My research in this area has focused on conifer forests with mixed-severity fire regimes, particularly in reference ecosystems that have intact fire regimes or have seen little human disturbance. I have collaborated on past projects in the Bob Marshall Wilderness (western larch and ponderosa pine forests), and am an active collaborator at the Yosemite Forest Dynamics Plot (www.yfdp.org), a 25.6 ha long-term research plot in old-growth sugar pine – white fir forests at Yosemite National Park.

Resilience and state change in forest ecosystems in response to disturbances and climate change.

Feedbacks between disturbance and vegetation–such as between wildfire and post-fire tree establishment and structural development–will attenuate or amplify the climate-driven relationships we are currently observing. For example, post-fire shifts in vegetation reflecting new climate may increase or decrease the frequency and severity of fires. How this will play out is likely ecosystem dependent and thus spatially variable.
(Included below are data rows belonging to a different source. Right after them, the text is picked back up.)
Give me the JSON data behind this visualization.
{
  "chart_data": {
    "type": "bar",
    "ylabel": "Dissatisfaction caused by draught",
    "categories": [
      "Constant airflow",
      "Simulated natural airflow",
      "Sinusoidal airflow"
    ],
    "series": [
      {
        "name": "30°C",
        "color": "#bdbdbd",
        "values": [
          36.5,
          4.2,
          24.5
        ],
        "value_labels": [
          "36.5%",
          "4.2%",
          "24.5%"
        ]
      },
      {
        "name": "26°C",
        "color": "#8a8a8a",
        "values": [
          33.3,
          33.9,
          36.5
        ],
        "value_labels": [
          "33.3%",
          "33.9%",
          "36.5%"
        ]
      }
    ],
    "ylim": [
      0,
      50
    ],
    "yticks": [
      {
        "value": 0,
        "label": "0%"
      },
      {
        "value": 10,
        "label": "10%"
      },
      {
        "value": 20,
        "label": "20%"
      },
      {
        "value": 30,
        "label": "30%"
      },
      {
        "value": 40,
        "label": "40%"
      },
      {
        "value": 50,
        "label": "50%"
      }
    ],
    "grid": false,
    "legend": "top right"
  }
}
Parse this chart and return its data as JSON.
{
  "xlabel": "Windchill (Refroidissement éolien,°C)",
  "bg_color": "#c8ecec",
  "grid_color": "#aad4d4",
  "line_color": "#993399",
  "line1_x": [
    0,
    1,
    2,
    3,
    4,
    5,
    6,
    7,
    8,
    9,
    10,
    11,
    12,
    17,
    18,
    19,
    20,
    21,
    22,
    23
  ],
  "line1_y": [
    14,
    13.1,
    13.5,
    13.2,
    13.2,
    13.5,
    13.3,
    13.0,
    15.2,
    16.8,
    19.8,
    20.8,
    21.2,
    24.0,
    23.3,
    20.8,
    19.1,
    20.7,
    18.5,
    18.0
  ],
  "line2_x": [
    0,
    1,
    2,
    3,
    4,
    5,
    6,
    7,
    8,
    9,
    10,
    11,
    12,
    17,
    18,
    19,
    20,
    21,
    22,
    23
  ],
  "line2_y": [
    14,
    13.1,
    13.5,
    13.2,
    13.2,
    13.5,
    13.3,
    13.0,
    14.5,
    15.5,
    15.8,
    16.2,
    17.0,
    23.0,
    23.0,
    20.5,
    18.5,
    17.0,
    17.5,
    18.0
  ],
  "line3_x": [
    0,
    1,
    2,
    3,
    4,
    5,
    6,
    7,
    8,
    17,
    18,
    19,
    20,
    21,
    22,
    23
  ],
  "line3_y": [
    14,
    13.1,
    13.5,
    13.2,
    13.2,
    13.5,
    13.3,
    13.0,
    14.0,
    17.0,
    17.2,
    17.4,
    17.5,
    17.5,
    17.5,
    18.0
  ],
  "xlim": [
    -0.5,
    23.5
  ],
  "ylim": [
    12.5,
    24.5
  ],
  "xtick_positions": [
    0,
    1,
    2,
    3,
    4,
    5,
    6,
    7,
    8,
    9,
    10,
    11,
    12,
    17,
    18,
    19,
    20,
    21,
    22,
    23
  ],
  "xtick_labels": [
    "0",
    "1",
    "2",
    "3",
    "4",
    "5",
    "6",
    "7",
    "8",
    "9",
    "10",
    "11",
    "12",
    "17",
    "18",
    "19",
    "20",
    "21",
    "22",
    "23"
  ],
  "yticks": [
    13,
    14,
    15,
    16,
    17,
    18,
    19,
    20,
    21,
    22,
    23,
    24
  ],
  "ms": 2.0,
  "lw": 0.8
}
I am currently developing a theoretical modeling study to test ideas about resilience and state change in response to disturbance and climate change. The goal is to assess how long-term equilibrium with climate is impacted by different levels of disturbance and rates of recovery (i.e., a sensitivity analysis).I am also interested in developing collaborations on this topic that capitalizing on existing data sets, such as networks of ecological monitoring plots, dendroecological data, and time series of remotely sensed data, to address spatial variability in the strength and direction of fire-vegetation feedbacks so we can predict the resistance of ecosystems to rapid and difficult-to-reverse changes.